Capillary electrophoresis for the analysis of the effect of sample preparation on early stages of Aβ 1–40 aggregation

Aggregation of the amyloid‐β protein (Aβ) contributes to the neurodegeneration characteristic of Alzheimer's disease. Of particular importance are the early stages of aggregation, which involve the formation of soluble oligomers and protofibrils. In these studies, we demonstrate the potential for CE with UV detection using a polyethylene oxide separation matrix to identify the evolution of various oligomeric species of Aβ 1–40 . To demonstrate the efficacy of this technique, UV‐CE was utilized to compare two methods commonly used to prepare Aβ for aggregation experiments and their effect on the formation of early aggregates.
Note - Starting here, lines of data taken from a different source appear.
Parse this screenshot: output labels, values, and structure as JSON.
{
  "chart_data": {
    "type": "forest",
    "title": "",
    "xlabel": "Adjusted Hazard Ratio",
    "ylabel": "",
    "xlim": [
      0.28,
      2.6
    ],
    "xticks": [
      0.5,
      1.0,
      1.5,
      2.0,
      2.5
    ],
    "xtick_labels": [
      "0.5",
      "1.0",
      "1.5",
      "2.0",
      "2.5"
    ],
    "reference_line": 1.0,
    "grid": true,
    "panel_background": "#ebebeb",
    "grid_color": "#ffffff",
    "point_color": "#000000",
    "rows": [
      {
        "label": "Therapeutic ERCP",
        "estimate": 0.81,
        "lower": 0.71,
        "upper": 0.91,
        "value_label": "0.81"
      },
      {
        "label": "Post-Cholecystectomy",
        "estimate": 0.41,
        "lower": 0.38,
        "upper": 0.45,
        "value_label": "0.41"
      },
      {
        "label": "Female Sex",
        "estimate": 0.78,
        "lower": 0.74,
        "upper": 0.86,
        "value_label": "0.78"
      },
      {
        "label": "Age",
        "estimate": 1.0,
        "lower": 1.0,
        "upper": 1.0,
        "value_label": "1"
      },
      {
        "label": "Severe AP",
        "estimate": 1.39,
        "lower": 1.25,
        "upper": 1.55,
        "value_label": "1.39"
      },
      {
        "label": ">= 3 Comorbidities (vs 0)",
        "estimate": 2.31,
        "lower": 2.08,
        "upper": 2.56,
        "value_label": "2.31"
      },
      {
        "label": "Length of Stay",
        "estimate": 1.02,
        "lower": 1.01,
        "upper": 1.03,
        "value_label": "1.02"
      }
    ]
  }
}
SEC‐purified Aβ 1–40 initially contained more small species, including monomer, than did freshly dissolved Aβ 1–40 pretreated with hexafluoroisopropanol. Strikingly, the lag time to oligomer formation for SEC‐isolated Aβ 1–40 samples was ∼23 h shorter compared to freshly dissolved Aβ 1–40 samples. Furthermore, oligomers formed from the aggregation of SEC‐purified Aβ 1–40 persisted within solution for a longer period of time. These results indicate that the initial sample preparation has a drastic influence on the early stages of Aβ 1–40 aggregation. This is the first report of the use of UV‐CE with a separation matrix to study the effect of sample preparation on early aggregation of Aβ 1–40 . UV‐CE was also used in parallel with dot blot analysis and inhibitory compounds to discern structural characteristics of individual oligomer peaks, demonstrating the capacity of UV‐CE as a complimentary technique to further understand the aggregation process.